Dans la première, Cécile de France présente son show télé en direct, un genre d’Envoyé Spécial, où elle se charge d’interroger on ne sait quel patron sans scrupules, accusé de faire travailler des enfants. Bientôt, elle ne l’écoute plus, obnubilée qu’elle est par ses visions de l’au-delà, qui la hantent depuis qu’elle a failli se noyer dans un tsunami en Thaïlande. Dans l’oreillette, on s’affole : « Mais réagis, Cécile ! Ne le laisse pas s’en sortir comme ça ! Cuisine-le ! » Rien n’y fait : elle remercie l’invité et met fin à l’entretien. Consternation dans la régie.

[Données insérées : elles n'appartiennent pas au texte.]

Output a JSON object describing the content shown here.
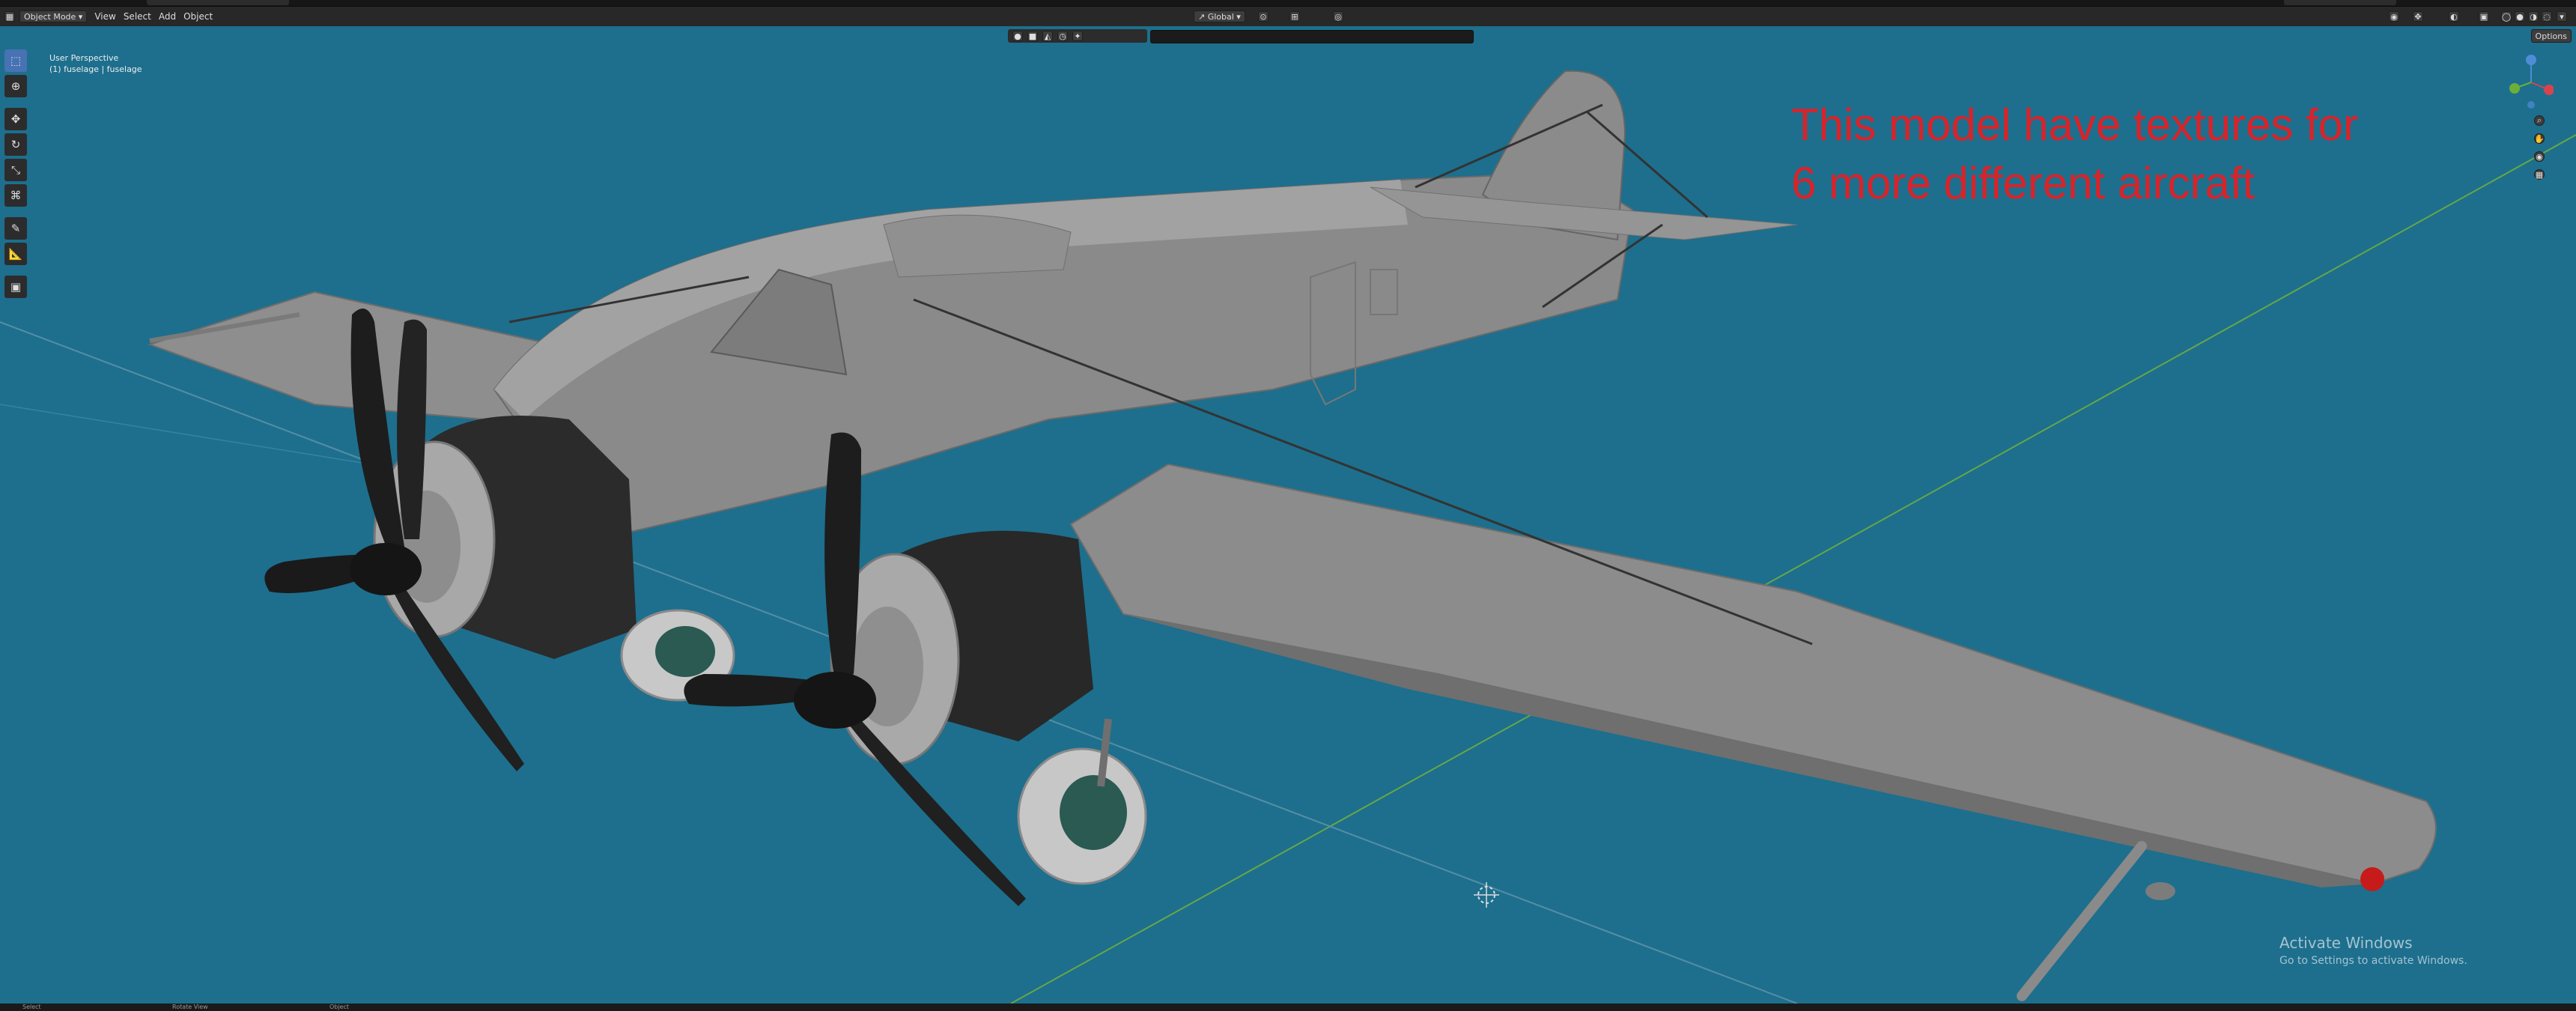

Un peu plus tard, sur les conseils de son amant (qui est aussi son patron), elle décide de « prendre du recul » (France Télévisions, c’est trop de pression) et de quitter momentanément la télé pour se consacrer à un livre : rien de moins qu’une biographie de Mitterrand. La salle se marre. Consternation dans les rédactions : comment le cavalier des hautes plaines peut-il s’intéresser à François Mitterrand ? Le hiatus a quelque chose d’affligeant. Mandela, passe encore : mais Mitterrand ? Vous imaginez Mitterrand dans un western ? Entendre son nom dans un film d’Eastwood a quelque chose d’aussi incongru que de l’imaginer à cheval, un méchant cigarillo au coin des lèvres. Toujours est-il que Cécile de France, d’un coup, se toque de Tonton. Imaginez : un homme qui a travaillé dans le gouvernement vichyste, avant de conquérir la gauche et de la convertir au libéralisme ? « Une révolution », dit-elle. Certes, bien que le mot soit mal choisi, mais tout ça n’est pas vraiment une révélation en 2011. Peu importe à vrai dire : le livre ne se fera pas, Cécile de France s’étant finalement décidée à écrire sur ce qui la préoccupe vraiment ; et ce ne sont pas les mânes du président qui croyait lui aussi aux « forces de l’esprit », mais rien de moins que l’au-delà, sur l’existence duquel elle mène une enquête tout ce qu’il y a d’approfondie, grâce à Google (6 600 000 résultats quand vous tapez « vie après la mort ». Une aubaine pour la connaissance et la rigueur scientifique). En rien de temps, son enquête la conduit dans une sorte de mouroir suisse, où une Marthe Keller un peu inquiétante lui remet un carton contenant « toutes les preuves ». C’est drôlement pratique, et Cécile de France peut écrire son best-seller mystique sur son lit, en regardant la télé. Lire la suite »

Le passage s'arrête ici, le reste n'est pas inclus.